New-and-Improved Alge Crumpler Ready to Lead by Example in Foxboro

FOXBORO, Mass. — As Alge Crumpler strolled through the Patriots' media workroom on Thursday afternoon, one thought breezed through the collective mind of all in attendance: Where'd the rest of him go?

The tight end has struggled to remain in shape in recent years, to the point where one league source who saw him last season said Crumpler looked as close to a professional athlete as Santa Claus. But Crumpler just emerged from an intense six-week training session with legendary fitness guru Mackie Shilstone, and the new member of the Patriots looks much healthier.

"Perception is everything," Crumpler said. "I wanted to make sure I was in the physical condition to walk into a locker room and be able to work, [be] around guys and be able to show I can lead by example, also.
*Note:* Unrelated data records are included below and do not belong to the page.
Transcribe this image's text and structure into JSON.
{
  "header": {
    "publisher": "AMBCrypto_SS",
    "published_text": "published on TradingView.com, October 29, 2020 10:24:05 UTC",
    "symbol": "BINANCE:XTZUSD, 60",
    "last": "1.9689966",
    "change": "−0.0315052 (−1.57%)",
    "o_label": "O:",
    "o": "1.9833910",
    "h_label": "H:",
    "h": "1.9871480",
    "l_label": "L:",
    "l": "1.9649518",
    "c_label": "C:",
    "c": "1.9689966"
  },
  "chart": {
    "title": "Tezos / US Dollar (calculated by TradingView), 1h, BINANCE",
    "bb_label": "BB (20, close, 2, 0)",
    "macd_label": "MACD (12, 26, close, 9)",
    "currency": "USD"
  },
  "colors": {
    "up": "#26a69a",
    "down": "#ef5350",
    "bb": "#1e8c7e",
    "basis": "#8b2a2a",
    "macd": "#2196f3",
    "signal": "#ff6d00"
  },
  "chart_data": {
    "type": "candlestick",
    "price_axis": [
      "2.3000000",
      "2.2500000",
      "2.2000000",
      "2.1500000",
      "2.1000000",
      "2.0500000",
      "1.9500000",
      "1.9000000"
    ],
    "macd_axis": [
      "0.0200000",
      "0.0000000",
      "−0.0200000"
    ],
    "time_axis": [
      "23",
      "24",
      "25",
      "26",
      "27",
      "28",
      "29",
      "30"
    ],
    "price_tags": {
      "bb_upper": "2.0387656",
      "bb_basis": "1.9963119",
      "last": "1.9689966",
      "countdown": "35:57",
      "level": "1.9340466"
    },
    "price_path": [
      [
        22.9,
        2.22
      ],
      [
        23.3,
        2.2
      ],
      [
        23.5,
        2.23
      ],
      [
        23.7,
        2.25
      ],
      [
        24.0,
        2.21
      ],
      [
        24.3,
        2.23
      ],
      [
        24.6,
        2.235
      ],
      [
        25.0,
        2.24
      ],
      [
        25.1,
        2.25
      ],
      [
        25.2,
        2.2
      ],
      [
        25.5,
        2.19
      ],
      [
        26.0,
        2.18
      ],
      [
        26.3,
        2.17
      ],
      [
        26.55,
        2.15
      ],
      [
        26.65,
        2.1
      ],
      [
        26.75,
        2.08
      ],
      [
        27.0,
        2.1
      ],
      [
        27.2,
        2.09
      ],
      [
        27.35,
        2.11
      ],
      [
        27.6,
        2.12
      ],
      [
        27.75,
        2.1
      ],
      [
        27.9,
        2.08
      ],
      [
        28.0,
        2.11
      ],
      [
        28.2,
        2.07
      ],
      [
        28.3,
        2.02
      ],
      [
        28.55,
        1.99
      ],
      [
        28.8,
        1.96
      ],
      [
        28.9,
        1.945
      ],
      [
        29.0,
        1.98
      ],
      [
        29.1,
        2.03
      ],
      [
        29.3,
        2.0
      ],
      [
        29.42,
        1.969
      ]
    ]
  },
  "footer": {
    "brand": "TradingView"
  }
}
Admittedly, I hadn’t done a lot early in the offseason. I was resting my body, and I just felt like I wasn’t in the shape to come into a locker room and be behind [physically]. I didn’t want to give that perception. I was able to work that out, get my training done and I've been here this week. It's been great. It really has."

Crumpler signed a two-year deal with the Patriots in March, immediately immersed himself into a fitness program and reported to Gillette Stadium this week. He spent seven seasons with the Falcons and his last two years in Tennessee, and he has earned the reputation as one of the best blocking tight ends in the NFL.

Crumpler's receptions have hit a recession since his fourth consecutive Pro Bowl season in 2006. Though he was mostly used to block in Tennessee, it's only natural to believe his weight played a factor in the statistical decline. Crumpler was perfectly fine with his role change, though, insisting he'll do anything as long as the coaching staff is upfront and honest with how they prefer to use him.

"I don’t want to say I was out of shape," Crumpler said. "I was very effective playing, especially in the role that I was in [during] the last couple years. I fit that system really well and did the things I was asked to do. That’s what I'll do. I'll always do the things I'm asked to do. If I can do little things here or there to expand that role, and it helps, then I'm all for it."

Crumpler will likely fill the blocking role in New England, too, and the soft-spoken, polite 32-year-old will also serve as a mentor to draft picks Rob Gronkowksi and Aaron Hernandez. Passing knowledge is something Crumpler has always enjoyed, and he is excited to work with the younger guys once they return for the team's next camp later this month.

That’s not all that has Crumpler in good spirits, though. After amping up his workout regimen, Crumpler has been in a better place, and it might even do wonders for his 2010 season.

"All that matters is I feel great every day, and that’s a good thing," Crumpler said. "I feel better when I'm working out than I do when I'm resting now. A lot is going to be expected of me here, so I just want to make sure I'm ready for it."